For my doctorate (2006-2010) I explored the creation of a Tibetan medicine industry in the People’s Republic of China and its stake in shaping contemporary Tibet. Within a mere decade hospital pharmacies throughout the Tibetan areas of China have been converted into pharmaceutical companies. Confronted with the logic of capital and profit, these companies now produce commodities for a nation-wide market.

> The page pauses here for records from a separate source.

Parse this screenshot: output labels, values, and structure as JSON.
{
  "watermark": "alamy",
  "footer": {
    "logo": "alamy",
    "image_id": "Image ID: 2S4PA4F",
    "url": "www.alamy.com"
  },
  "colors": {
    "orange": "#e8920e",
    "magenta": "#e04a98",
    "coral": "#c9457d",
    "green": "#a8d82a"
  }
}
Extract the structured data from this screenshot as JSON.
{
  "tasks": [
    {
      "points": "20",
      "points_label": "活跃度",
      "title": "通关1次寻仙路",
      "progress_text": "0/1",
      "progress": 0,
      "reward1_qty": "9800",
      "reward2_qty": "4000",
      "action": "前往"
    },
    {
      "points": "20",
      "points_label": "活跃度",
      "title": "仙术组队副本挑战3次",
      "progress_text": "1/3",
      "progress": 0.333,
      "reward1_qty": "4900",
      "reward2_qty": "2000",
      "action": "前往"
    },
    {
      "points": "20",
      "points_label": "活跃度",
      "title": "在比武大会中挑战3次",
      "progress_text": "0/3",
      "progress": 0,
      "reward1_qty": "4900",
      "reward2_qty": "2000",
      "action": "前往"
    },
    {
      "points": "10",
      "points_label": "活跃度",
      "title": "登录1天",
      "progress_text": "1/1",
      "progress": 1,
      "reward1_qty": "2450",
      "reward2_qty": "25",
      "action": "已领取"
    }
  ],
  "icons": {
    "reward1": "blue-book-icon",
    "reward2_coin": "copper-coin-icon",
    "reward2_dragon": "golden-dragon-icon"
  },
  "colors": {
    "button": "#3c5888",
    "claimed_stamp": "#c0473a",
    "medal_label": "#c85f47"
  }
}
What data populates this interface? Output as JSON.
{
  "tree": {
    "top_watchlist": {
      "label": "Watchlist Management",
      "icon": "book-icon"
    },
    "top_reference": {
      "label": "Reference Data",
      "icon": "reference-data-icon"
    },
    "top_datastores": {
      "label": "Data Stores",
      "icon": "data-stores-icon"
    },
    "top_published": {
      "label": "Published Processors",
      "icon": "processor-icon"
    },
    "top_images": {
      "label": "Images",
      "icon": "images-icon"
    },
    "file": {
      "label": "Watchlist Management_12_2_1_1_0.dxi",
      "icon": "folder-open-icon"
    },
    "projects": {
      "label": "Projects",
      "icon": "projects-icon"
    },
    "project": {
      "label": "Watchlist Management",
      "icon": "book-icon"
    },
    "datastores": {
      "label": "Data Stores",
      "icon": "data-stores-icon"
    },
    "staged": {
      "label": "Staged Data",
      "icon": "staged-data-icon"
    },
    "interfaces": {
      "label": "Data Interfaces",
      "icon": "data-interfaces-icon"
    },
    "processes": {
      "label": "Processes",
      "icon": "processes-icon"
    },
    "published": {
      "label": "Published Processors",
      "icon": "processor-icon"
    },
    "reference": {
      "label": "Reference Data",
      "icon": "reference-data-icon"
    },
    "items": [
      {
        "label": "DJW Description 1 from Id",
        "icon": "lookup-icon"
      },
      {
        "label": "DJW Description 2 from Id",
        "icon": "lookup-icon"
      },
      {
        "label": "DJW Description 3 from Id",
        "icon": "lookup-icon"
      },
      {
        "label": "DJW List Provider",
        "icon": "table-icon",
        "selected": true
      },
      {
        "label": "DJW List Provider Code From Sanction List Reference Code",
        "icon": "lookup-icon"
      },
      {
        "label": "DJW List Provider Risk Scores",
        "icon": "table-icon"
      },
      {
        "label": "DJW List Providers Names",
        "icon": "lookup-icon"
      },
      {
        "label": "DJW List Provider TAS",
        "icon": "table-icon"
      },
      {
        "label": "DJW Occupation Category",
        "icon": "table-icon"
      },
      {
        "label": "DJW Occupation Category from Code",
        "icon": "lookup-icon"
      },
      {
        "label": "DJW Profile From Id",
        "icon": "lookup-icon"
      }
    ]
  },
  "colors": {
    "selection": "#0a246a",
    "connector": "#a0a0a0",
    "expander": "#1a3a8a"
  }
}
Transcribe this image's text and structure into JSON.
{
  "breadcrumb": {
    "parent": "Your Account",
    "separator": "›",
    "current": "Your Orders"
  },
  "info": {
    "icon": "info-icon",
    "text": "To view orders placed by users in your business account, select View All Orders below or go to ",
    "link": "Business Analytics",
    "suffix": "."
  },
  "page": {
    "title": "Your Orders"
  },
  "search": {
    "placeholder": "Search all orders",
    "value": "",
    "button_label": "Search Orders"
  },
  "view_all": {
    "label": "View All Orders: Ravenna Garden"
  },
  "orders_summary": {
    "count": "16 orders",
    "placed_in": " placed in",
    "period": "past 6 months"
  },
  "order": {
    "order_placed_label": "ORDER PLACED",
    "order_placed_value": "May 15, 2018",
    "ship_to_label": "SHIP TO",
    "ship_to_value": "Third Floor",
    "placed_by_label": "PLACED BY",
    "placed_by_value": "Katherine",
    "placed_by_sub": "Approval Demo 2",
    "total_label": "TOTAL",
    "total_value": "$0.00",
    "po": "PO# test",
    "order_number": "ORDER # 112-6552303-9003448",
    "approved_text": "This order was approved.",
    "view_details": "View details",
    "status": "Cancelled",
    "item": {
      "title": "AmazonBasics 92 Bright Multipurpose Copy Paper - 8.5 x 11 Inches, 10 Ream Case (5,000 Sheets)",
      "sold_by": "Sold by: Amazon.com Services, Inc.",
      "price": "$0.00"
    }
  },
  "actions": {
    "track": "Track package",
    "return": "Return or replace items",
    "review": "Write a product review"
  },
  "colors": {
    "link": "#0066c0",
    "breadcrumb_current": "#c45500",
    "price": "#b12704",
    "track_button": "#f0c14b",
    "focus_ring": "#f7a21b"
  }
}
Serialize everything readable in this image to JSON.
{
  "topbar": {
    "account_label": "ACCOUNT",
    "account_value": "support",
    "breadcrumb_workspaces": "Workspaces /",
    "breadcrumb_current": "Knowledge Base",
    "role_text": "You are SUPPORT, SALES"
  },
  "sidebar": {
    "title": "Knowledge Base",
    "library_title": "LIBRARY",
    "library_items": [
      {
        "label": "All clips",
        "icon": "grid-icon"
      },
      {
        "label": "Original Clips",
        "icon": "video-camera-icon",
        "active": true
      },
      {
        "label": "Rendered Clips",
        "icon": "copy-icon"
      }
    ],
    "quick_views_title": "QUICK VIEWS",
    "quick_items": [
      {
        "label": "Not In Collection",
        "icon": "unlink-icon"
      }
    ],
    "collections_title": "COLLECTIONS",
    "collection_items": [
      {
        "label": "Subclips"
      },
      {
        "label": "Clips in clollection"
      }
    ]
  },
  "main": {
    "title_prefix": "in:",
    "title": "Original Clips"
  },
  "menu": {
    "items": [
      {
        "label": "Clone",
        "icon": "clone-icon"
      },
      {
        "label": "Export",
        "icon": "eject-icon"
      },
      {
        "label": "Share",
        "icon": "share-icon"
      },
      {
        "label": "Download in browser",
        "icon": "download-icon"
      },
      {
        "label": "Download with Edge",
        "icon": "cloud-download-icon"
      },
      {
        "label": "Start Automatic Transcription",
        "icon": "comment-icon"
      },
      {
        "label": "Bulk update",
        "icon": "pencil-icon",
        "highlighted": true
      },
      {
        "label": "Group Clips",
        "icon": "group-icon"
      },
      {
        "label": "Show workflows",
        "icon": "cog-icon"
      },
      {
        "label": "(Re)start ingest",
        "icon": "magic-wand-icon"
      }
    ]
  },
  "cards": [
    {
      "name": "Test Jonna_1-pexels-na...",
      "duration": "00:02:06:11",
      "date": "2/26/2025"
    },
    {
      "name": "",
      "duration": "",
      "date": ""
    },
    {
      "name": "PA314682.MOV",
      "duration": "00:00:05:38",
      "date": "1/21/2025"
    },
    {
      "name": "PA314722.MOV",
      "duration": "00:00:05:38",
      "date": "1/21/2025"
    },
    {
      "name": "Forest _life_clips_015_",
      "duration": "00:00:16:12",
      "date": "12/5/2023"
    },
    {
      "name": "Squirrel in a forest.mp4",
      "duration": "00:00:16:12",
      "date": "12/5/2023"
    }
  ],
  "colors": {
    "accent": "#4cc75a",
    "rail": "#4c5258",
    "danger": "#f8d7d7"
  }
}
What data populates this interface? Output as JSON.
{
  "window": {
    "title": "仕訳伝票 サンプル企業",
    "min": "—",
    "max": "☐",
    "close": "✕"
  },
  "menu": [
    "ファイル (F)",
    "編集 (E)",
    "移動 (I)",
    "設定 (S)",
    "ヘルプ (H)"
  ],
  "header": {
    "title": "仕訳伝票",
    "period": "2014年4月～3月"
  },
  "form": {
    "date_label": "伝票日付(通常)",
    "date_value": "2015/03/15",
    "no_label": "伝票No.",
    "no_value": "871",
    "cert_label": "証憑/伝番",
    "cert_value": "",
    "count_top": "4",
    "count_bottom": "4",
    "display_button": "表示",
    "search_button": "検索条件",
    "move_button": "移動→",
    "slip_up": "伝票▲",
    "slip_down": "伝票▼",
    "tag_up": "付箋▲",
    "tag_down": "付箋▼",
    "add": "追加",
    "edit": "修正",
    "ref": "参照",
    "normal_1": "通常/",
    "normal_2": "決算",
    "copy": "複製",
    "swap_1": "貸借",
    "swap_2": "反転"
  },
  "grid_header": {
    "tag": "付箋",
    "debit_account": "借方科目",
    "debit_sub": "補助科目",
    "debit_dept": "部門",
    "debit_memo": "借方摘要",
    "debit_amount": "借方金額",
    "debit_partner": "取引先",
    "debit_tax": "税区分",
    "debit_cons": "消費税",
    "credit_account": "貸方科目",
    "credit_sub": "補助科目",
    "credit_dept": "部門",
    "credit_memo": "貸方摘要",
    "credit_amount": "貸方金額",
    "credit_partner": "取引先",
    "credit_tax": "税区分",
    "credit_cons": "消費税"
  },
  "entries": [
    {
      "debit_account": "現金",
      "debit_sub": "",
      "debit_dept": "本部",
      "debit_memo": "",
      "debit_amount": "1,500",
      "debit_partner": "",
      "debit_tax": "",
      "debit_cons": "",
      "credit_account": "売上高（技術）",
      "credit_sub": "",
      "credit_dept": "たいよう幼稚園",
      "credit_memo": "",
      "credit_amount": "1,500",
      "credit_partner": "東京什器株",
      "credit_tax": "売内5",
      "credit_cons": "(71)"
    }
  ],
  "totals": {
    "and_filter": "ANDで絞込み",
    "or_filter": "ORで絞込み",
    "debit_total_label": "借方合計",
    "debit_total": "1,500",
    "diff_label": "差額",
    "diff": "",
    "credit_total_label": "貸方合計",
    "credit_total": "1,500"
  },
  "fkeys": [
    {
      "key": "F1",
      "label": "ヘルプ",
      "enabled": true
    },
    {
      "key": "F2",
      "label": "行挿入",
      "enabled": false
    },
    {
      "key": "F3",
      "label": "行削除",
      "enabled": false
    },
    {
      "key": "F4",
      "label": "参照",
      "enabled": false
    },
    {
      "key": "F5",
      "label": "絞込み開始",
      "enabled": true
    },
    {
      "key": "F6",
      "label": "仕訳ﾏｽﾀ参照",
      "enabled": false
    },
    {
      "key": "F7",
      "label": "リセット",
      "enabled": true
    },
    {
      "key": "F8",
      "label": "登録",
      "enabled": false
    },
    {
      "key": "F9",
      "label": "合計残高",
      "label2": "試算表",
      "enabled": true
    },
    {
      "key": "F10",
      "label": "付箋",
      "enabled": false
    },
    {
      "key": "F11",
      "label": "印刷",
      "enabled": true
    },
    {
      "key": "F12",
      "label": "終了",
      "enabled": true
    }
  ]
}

While these developments are depicted as a big success by official China, they also meet with harsh criticism in Tibet. It is moaned that the prices are on the rise, the quality of medicines is decreasing. Moreover, the industry, which primarily relies on herbs collected form the wild, is made responsible for the rapid disappearance of several medicinal plant species from the Tibetan Plateau. The quick and forced industrialisation touches upon much more than technical strategies of manufacturing Tibetan medicines. What is at stake is a fundamental (re-)manufacturing of Tibetan Medicine as a system of knowledge and practice.
The industry of Tibetan medicine lies at the intersection of conflicting visions and agendas for Tibet. It serves as an allegorical figure of Tibet’s rapid development and progress, its medicines are the target of a booming “ethnicity industry”, and the formulas serve as a showcase for the state’s efforts to protect Tibet’s cultural heritage. At the same time, it provides a relatively unpolitical realm for a variety of Tibetan initiatives. As Tibetan medicine is both high on the agenda of the Party State’s Tibet policies and an important aspect of Tibetan self-understanding, its industrialisation has emerged as an arena where these different visions and agendas clash and mingle. My inquiry into the industry focusses on the companies producing Tibetan medicines, their tactics and strategies, their ethical reasoning and engagement in the market not only for pills and remedies but also for Tibetanness – a market, I argue, that bears the characteristics of a moral economy at large, enmeshed in the global political spectacle that surrounds the “Tibet question” and China’s rise as a world power.
One book and four peer-reviewed papers resulted from this research project:
Saxer, Martin. 2013. Manufacturing Tibetan Medicine. The Creation of An Industry and the Moral Economy of Tibetanness. New York, Oxford: Berghahn.
Saxer, Martin. 2013. Re-Fusing Ethnicity and Religion: An Experiment on Tibetan Grounds. Journal of Current Chinese Affairs, forthcoming, accepted for publication.
———. 2011. Herbs and Traders in Transit: Border Regimes and Trans-Himalayan Trade in Tibetan Medicinal Plants. Asian Medicine 5 (2009): 317-339.
———. 2012a. A Goat's Head on a Sheep's Body? Manufacturing Good Practices for Tibetan Medicine. Medical Anthropology 31 (6): 497-513.
———. 2012b. The Moral Economy of Cultural Identity. Tibet, Cultural Survival, and the Safeguarding of Cultural Heritage. Civilisations 61 (1): 65-81.